I’m being stalked by a killer!
Alcohol wants me dead.
Not just dead though, no. That’s not enough. Alcohol wants to ruin me first. It wants to steal my joy, hope, love, health and freedom. It wants to get me fired and keep me unemployable. It wants to break my spirit and destroy my self-respect. It wants to make my friends and family so angry and hurt that they can’t help but hate me and finally, it wants me to hate myself. It wants to torture me physically, mentally, emotionally, and spiritually until the people I love are so sick and tired of my behavior that my death would be a relief. Alcoholism/drug addiction is an unbelievably malicious killer. It won’t just settle for killing me. It may also want my kids.
My roommate in rehab was an older gentleman, older than me anyway, at the time. I think provenance (or a clever staff) put him there for me as a cautionary tale. His name was Jim and he’d drank heavily for most of his adult life. His liver was failing. He was bloated, his eyes and skin a sickly yellow. His only chance was to live was to stop drinking right away. His story was sad, especially because it was of his own making. He was on the receiving end of a Family Intervention. His kids barely wanted anything to do with him. His wife was giving him this last chance, recover or go away. He came into rehab a week or so after me and I completed my stay a week or so before him. When I left he was looking much better, had a little light in his eyes, a little hope. Communication with his family had been revived.

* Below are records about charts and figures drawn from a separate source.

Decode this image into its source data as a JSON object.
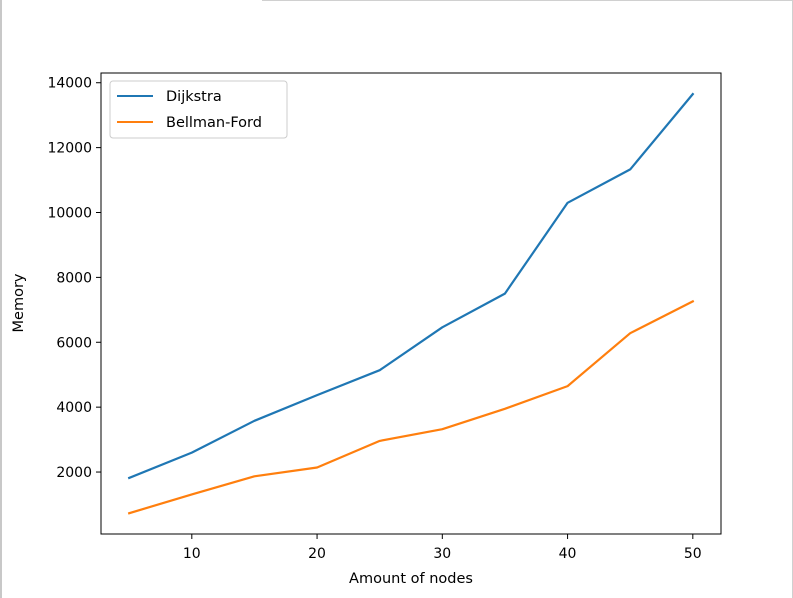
{
  "chart_data": {
    "type": "line",
    "title": "",
    "xlabel": "Amount of nodes",
    "ylabel": "Memory",
    "x": [
      5,
      10,
      15,
      20,
      25,
      30,
      35,
      40,
      45,
      50
    ],
    "xlim": [
      2.75,
      52.25
    ],
    "ylim": [
      90,
      14300
    ],
    "x_ticks": [
      10,
      20,
      30,
      40,
      50
    ],
    "y_ticks": [
      2000,
      4000,
      6000,
      8000,
      10000,
      12000,
      14000
    ],
    "grid": false,
    "legend_position": "top-left",
    "series": [
      {
        "name": "Dijkstra",
        "color": "#1f77b4",
        "values": [
          1820,
          2600,
          3580,
          4370,
          5140,
          6460,
          7500,
          10300,
          11330,
          13650
        ]
      },
      {
        "name": "Bellman-Ford",
        "color": "#ff7f0e",
        "values": [
          730,
          1310,
          1870,
          2140,
          2960,
          3320,
          3950,
          4650,
          6280,
          7260
        ]
      }
    ]
  }
}
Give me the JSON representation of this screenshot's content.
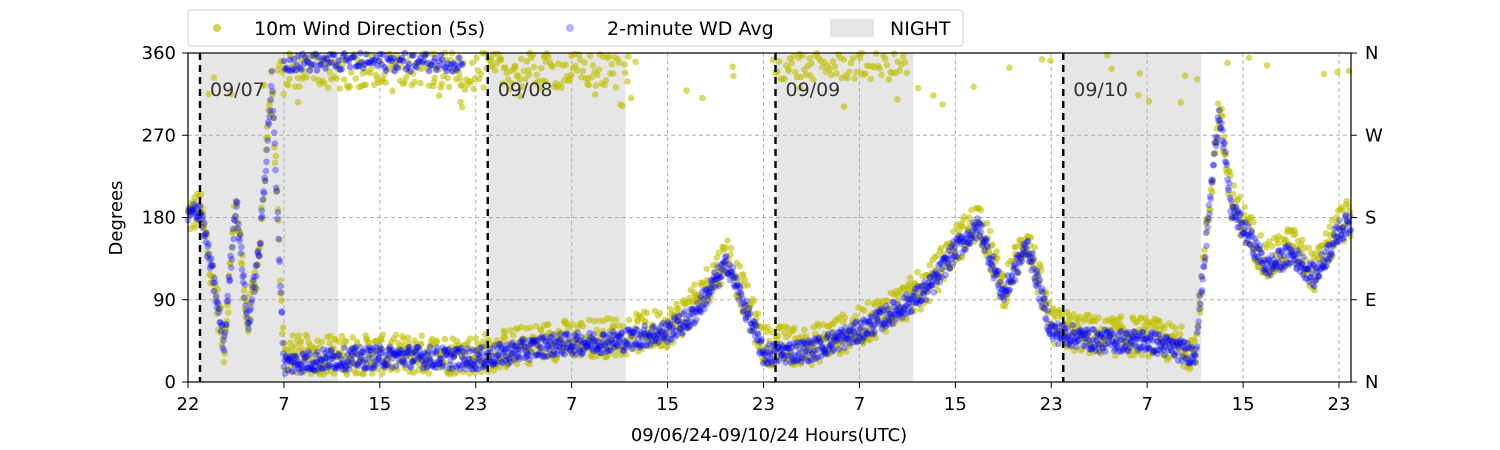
{
  "chart_data": {
    "type": "scatter",
    "xlabel": "09/06/24-09/10/24  Hours(UTC)",
    "ylabel": "Degrees",
    "x_range_hours": [
      0,
      97
    ],
    "x_ticks": [
      {
        "hour": 0,
        "label": "22"
      },
      {
        "hour": 8,
        "label": "7"
      },
      {
        "hour": 16,
        "label": "15"
      },
      {
        "hour": 24,
        "label": "23"
      },
      {
        "hour": 32,
        "label": "7"
      },
      {
        "hour": 40,
        "label": "15"
      },
      {
        "hour": 48,
        "label": "23"
      },
      {
        "hour": 56,
        "label": "7"
      },
      {
        "hour": 64,
        "label": "15"
      },
      {
        "hour": 72,
        "label": "23"
      },
      {
        "hour": 80,
        "label": "7"
      },
      {
        "hour": 88,
        "label": "15"
      },
      {
        "hour": 96,
        "label": "23"
      }
    ],
    "ylim": [
      0,
      360
    ],
    "y_ticks": [
      0,
      90,
      180,
      270,
      360
    ],
    "y_ticks_right": [
      {
        "value": 0,
        "label": "N"
      },
      {
        "value": 90,
        "label": "E"
      },
      {
        "value": 180,
        "label": "S"
      },
      {
        "value": 270,
        "label": "W"
      },
      {
        "value": 360,
        "label": "N"
      }
    ],
    "grid": true,
    "legend_position": "top-center, above plot",
    "day_boundaries": [
      {
        "hour": 1,
        "label": "09/07"
      },
      {
        "hour": 25,
        "label": "09/08"
      },
      {
        "hour": 49,
        "label": "09/09"
      },
      {
        "hour": 73,
        "label": "09/10"
      }
    ],
    "night_bands": [
      [
        1,
        12.5
      ],
      [
        25,
        36.5
      ],
      [
        49,
        60.5
      ],
      [
        73,
        84.5
      ]
    ],
    "night_color": "#e6e6e6",
    "series": [
      {
        "name": "10m Wind Direction (5s)",
        "color": "#bfbf00",
        "trend": [
          [
            0,
            180
          ],
          [
            1,
            190
          ],
          [
            2,
            120
          ],
          [
            3,
            40
          ],
          [
            4,
            200
          ],
          [
            5,
            60
          ],
          [
            6,
            150
          ],
          [
            7,
            330
          ],
          [
            8,
            30
          ],
          [
            12,
            30
          ],
          [
            18,
            30
          ],
          [
            24,
            30
          ],
          [
            30,
            45
          ],
          [
            36,
            50
          ],
          [
            40,
            60
          ],
          [
            42,
            80
          ],
          [
            45,
            140
          ],
          [
            48,
            40
          ],
          [
            52,
            40
          ],
          [
            56,
            60
          ],
          [
            60,
            90
          ],
          [
            62,
            110
          ],
          [
            64,
            150
          ],
          [
            66,
            180
          ],
          [
            68,
            100
          ],
          [
            70,
            160
          ],
          [
            72,
            60
          ],
          [
            76,
            50
          ],
          [
            80,
            50
          ],
          [
            84,
            35
          ],
          [
            86,
            300
          ],
          [
            87,
            200
          ],
          [
            90,
            130
          ],
          [
            92,
            150
          ],
          [
            94,
            120
          ],
          [
            96,
            170
          ],
          [
            97,
            180
          ]
        ]
      },
      {
        "name": "2-minute WD Avg",
        "color": "#0000ff",
        "trend": [
          [
            0,
            180
          ],
          [
            1,
            190
          ],
          [
            2,
            120
          ],
          [
            3,
            40
          ],
          [
            4,
            200
          ],
          [
            5,
            60
          ],
          [
            6,
            150
          ],
          [
            7,
            330
          ],
          [
            8,
            20
          ],
          [
            12,
            25
          ],
          [
            18,
            28
          ],
          [
            24,
            25
          ],
          [
            30,
            40
          ],
          [
            36,
            45
          ],
          [
            40,
            55
          ],
          [
            42,
            70
          ],
          [
            45,
            130
          ],
          [
            48,
            30
          ],
          [
            52,
            35
          ],
          [
            56,
            55
          ],
          [
            60,
            85
          ],
          [
            62,
            105
          ],
          [
            64,
            145
          ],
          [
            66,
            170
          ],
          [
            68,
            95
          ],
          [
            70,
            150
          ],
          [
            72,
            55
          ],
          [
            76,
            45
          ],
          [
            80,
            45
          ],
          [
            84,
            30
          ],
          [
            86,
            300
          ],
          [
            87,
            190
          ],
          [
            90,
            125
          ],
          [
            92,
            140
          ],
          [
            94,
            115
          ],
          [
            96,
            165
          ],
          [
            97,
            175
          ]
        ]
      }
    ]
  },
  "legend": {
    "wind_label": "10m Wind Direction (5s)",
    "avg_label": "2-minute WD Avg",
    "night_label": "NIGHT"
  }
}
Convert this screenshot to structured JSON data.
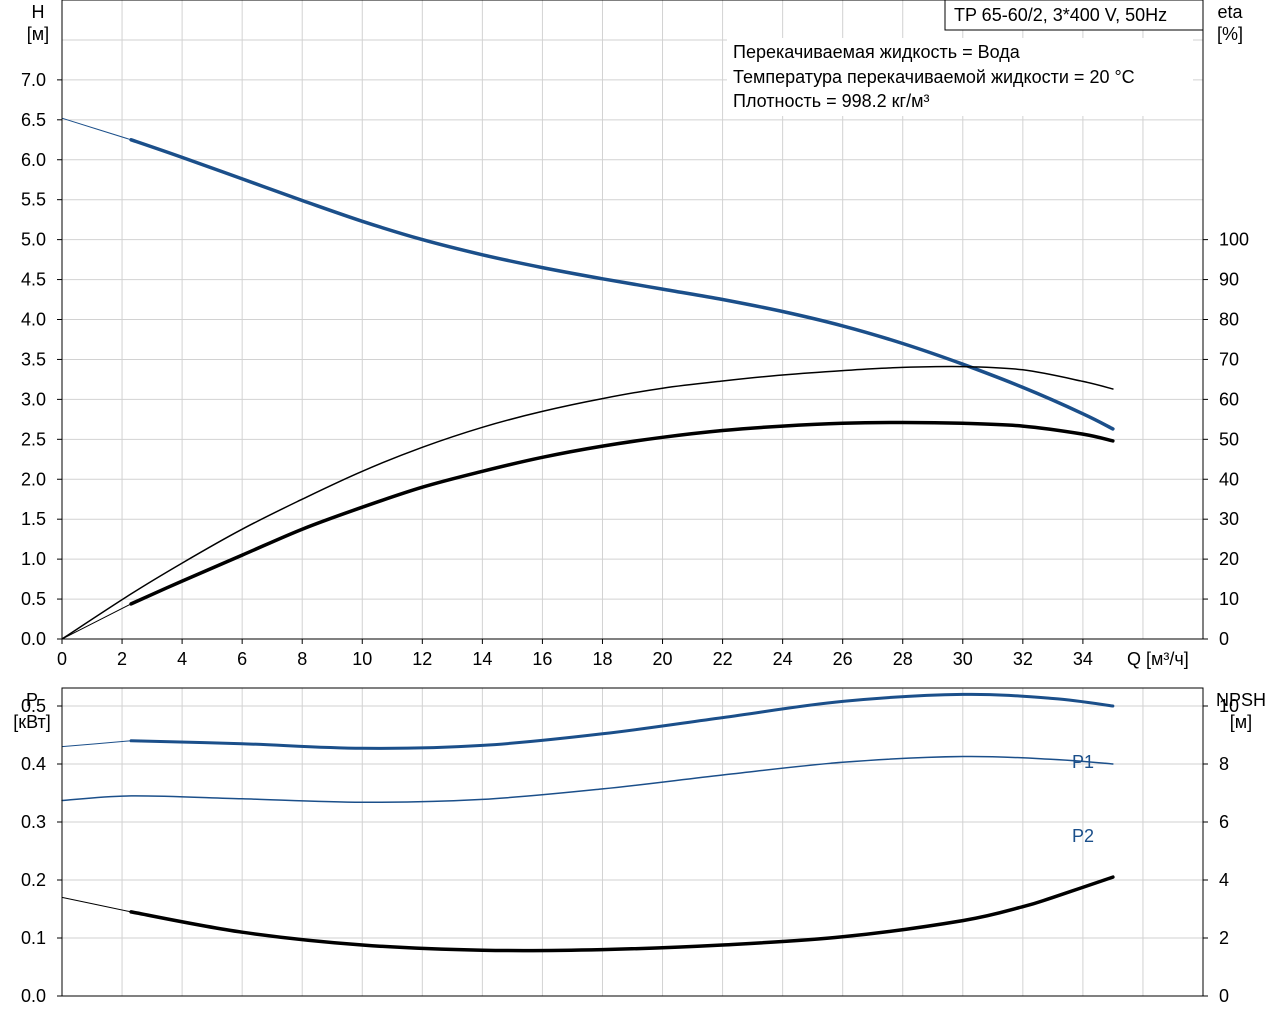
{
  "header": {
    "model": "TP 65-60/2, 3*400 V, 50Hz"
  },
  "info": {
    "line1": "Перекачиваемая жидкость = Вода",
    "line2": "Температура перекачиваемой жидкости = 20 °C",
    "line3": "Плотность = 998.2 кг/м³"
  },
  "labels": {
    "h_unit_name": "H",
    "h_unit": "[м]",
    "eta_unit_name": "eta",
    "eta_unit": "[%]",
    "q_unit": "Q [м³/ч]",
    "p_unit_name": "P",
    "p_unit": "[кВт]",
    "npsh_unit_name": "NPSH",
    "npsh_unit": "[м]",
    "p1": "P1",
    "p2": "P2"
  },
  "colors": {
    "blue": "#1b4f8a",
    "black": "#000000",
    "grid": "#d2d2d2"
  },
  "chart_data": [
    {
      "type": "line",
      "title": "",
      "xlabel": "Q [м³/ч]",
      "ylabel": "H [м]",
      "y2label": "eta [%]",
      "xlim": [
        0,
        38
      ],
      "ylim": [
        0,
        8
      ],
      "y2lim": [
        0,
        160
      ],
      "grid": true,
      "x_ticks": [
        0,
        2,
        4,
        6,
        8,
        10,
        12,
        14,
        16,
        18,
        20,
        22,
        24,
        26,
        28,
        30,
        32,
        34
      ],
      "y_ticks": [
        0.0,
        0.5,
        1.0,
        1.5,
        2.0,
        2.5,
        3.0,
        3.5,
        4.0,
        4.5,
        5.0,
        5.5,
        6.0,
        6.5,
        7.0
      ],
      "y2_ticks": [
        0,
        10,
        20,
        30,
        40,
        50,
        60,
        70,
        80,
        90,
        100
      ],
      "series": [
        {
          "axis": "left",
          "color": "blue",
          "width": 1,
          "x": [
            0,
            2.3
          ],
          "y": [
            6.52,
            6.25
          ]
        },
        {
          "axis": "left",
          "color": "blue",
          "width": 3.5,
          "x": [
            2.3,
            4,
            6,
            8,
            10,
            12,
            14,
            16,
            18,
            20,
            22,
            24,
            26,
            28,
            30,
            32,
            34,
            35
          ],
          "y": [
            6.25,
            6.03,
            5.76,
            5.49,
            5.23,
            5.0,
            4.81,
            4.65,
            4.51,
            4.38,
            4.25,
            4.1,
            3.92,
            3.7,
            3.44,
            3.15,
            2.82,
            2.63
          ]
        },
        {
          "axis": "right",
          "color": "black",
          "width": 1.5,
          "x": [
            0,
            2.3,
            4,
            6,
            8,
            10,
            12,
            14,
            16,
            18,
            20,
            22,
            24,
            26,
            28,
            30,
            32,
            34,
            35
          ],
          "y": [
            0,
            11.3,
            19,
            27.5,
            35,
            42,
            48,
            53,
            57,
            60.2,
            62.8,
            64.6,
            66.1,
            67.2,
            68,
            68.2,
            67.4,
            64.5,
            62.6
          ]
        },
        {
          "axis": "right",
          "color": "black",
          "width": 1,
          "x": [
            0,
            2.3
          ],
          "y": [
            0,
            8.8
          ]
        },
        {
          "axis": "right",
          "color": "black",
          "width": 3.5,
          "x": [
            2.3,
            4,
            6,
            8,
            10,
            12,
            14,
            16,
            18,
            20,
            22,
            24,
            26,
            28,
            30,
            32,
            34,
            35
          ],
          "y": [
            8.8,
            14.5,
            21,
            27.5,
            33,
            38,
            42,
            45.5,
            48.3,
            50.5,
            52.2,
            53.3,
            54,
            54.2,
            54,
            53.3,
            51.3,
            49.6
          ]
        }
      ]
    },
    {
      "type": "line",
      "title": "",
      "xlabel": "",
      "ylabel": "P [кВт]",
      "y2label": "NPSH [м]",
      "xlim": [
        0,
        38
      ],
      "ylim": [
        0,
        0.6
      ],
      "y2lim": [
        0,
        12
      ],
      "grid": true,
      "y_ticks": [
        0.0,
        0.1,
        0.2,
        0.3,
        0.4,
        0.5
      ],
      "y2_ticks": [
        0,
        2,
        4,
        6,
        8,
        10
      ],
      "series": [
        {
          "name": "P1",
          "axis": "left",
          "color": "blue",
          "width": 1,
          "x": [
            0,
            2.3
          ],
          "y": [
            0.43,
            0.44
          ]
        },
        {
          "name": "P1",
          "axis": "left",
          "color": "blue",
          "width": 3,
          "x": [
            2.3,
            6,
            10,
            14,
            18,
            22,
            26,
            30,
            33,
            35
          ],
          "y": [
            0.44,
            0.435,
            0.427,
            0.432,
            0.452,
            0.48,
            0.508,
            0.52,
            0.513,
            0.5
          ]
        },
        {
          "name": "P2",
          "axis": "left",
          "color": "blue",
          "width": 1.5,
          "x": [
            0,
            2.3,
            6,
            10,
            14,
            18,
            22,
            26,
            30,
            33,
            35
          ],
          "y": [
            0.337,
            0.345,
            0.34,
            0.334,
            0.339,
            0.357,
            0.381,
            0.403,
            0.413,
            0.408,
            0.4
          ]
        },
        {
          "axis": "right",
          "color": "black",
          "width": 1,
          "x": [
            0,
            2.3
          ],
          "y": [
            3.4,
            2.9
          ]
        },
        {
          "axis": "right",
          "color": "black",
          "width": 3.5,
          "x": [
            2.3,
            6,
            10,
            14,
            18,
            22,
            26,
            30,
            32,
            33,
            35
          ],
          "y": [
            2.9,
            2.2,
            1.76,
            1.58,
            1.6,
            1.76,
            2.04,
            2.6,
            3.08,
            3.4,
            4.1
          ]
        }
      ]
    }
  ]
}
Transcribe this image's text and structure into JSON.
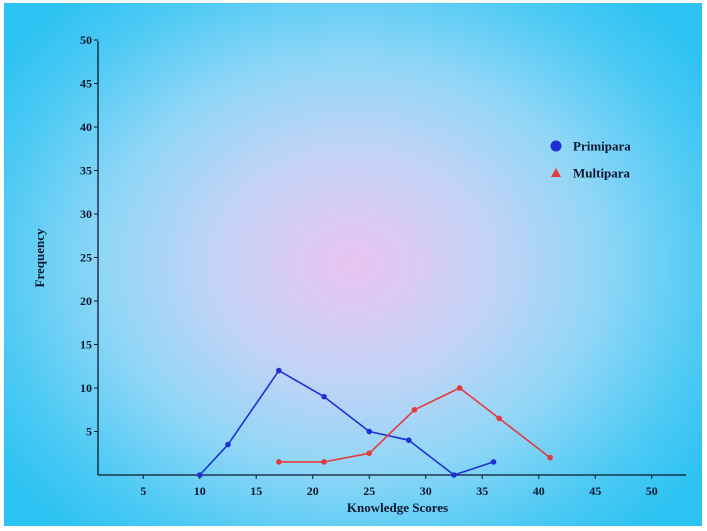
{
  "chart_data": {
    "type": "line",
    "xlabel": "Knowledge Scores",
    "ylabel": "Frequency",
    "xlim": [
      5,
      50
    ],
    "ylim": [
      0,
      50
    ],
    "x_ticks": [
      5,
      10,
      15,
      20,
      25,
      30,
      35,
      40,
      45,
      50
    ],
    "y_ticks": [
      5,
      10,
      15,
      20,
      25,
      30,
      35,
      40,
      45,
      50
    ],
    "legend_position": "top-right",
    "grid": false,
    "series": [
      {
        "name": "Primipara",
        "color": "#1f2fd6",
        "marker": "circle",
        "points": [
          {
            "x": 10,
            "y": 0
          },
          {
            "x": 12.5,
            "y": 3.5
          },
          {
            "x": 17,
            "y": 12
          },
          {
            "x": 21,
            "y": 9
          },
          {
            "x": 25,
            "y": 5
          },
          {
            "x": 28.5,
            "y": 4
          },
          {
            "x": 32.5,
            "y": 0
          },
          {
            "x": 36,
            "y": 1.5
          }
        ]
      },
      {
        "name": "Multipara",
        "color": "#e23b3b",
        "marker": "triangle",
        "points": [
          {
            "x": 17,
            "y": 1.5
          },
          {
            "x": 21,
            "y": 1.5
          },
          {
            "x": 25,
            "y": 2.5
          },
          {
            "x": 29,
            "y": 7.5
          },
          {
            "x": 33,
            "y": 10
          },
          {
            "x": 36.5,
            "y": 6.5
          },
          {
            "x": 41,
            "y": 2
          }
        ]
      }
    ]
  }
}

As we had gotten fairly close, shared trauma and all, we agreed to stay in touch.
During my first week out I got real busy working on my recovery. My wife had left and I no longer had a job to go to, which was the best! I was able to focus on my recovery 100%. I volunteered at the rehab, drove the van, stuffed envelopes, took commitments at the meetings I went to… recovery stuff. I remember driving to a meeting, windows down, music blasting, and out of the blue my mind said “I love…” and I was unable to finish the thought. Which was not a bad thing, not at all. I was free from alcohol and starting my life over with a potentially clean slate, a hopeful outlook. At that point I just loved. That was all. I was happy, joyous and free. The miracle had happened, for me.
I heard from Jim two weeks later. It wasn’t going so well for him. He had found it necessary to drink after rehab. His wife and family had stood strong, enforced their bottom lines. They knew he was a dead man if he drank again, we likely all are. But Jim was for sure. So they held strong. “We will not help you drink yourself to death”, they said. So he called me for help. “Can I stay with you?” he asked. My newfound sobriety was precious to me, but so was Jim. “Of course,” I said, “but you can’t drink here… I can’t risk it.” He agreed and we gave it a shot, no pun intended. It didn’t last. Jim did what alcoholics do. Jim drank. Somehow his disease convinced him that a drink was his only choice. With little hesitation I threw him out, I had to. He was pitiful, crying, his midsection bloated. A wasted life. A waste. I had to protect myself, my sobriety. Jim was me… is me, if I decide to drink.
Jim’s wife called me a little while later to thank me for my kindness and share the news. Not good news, of course. It rarely is. Jim was dead, his liver had failed. His family was angry and sad, but mostly angry. She thanked me for letting Jim stay with me and more so for kicking him out. At the time I was only protecting my sobriety, but even then I knew deep down I could not make it easier for Jim to drink. I would have aided and abetted his disease. His widow knew that too. All those memories, Jim’s entire life, ended so sadly. With his whole family tired of him. Tired of Jim. That’s the final chapter in Jim’s legacy.
If I stop doing what works, I fear I will fall victim to alcohol until it kills me, and worse still, that may take a long time. I have freedom now but I have to stay vigilant forever. Fortunately, my life today is fun, I am able (and willing) to help. I am free and I know what works, I just have to keep doing it. My disease isn’t going away, it still hates me as I’ve never been hated before. As I’ve never hated anyone. Alcoholism wants me dead and it’s still out there scheming, hating, stalking me, and others like me. My revenge is living a sober life and stealing as much back as I can from this killer. I hope that’s what I am remembered for… my sober legacy.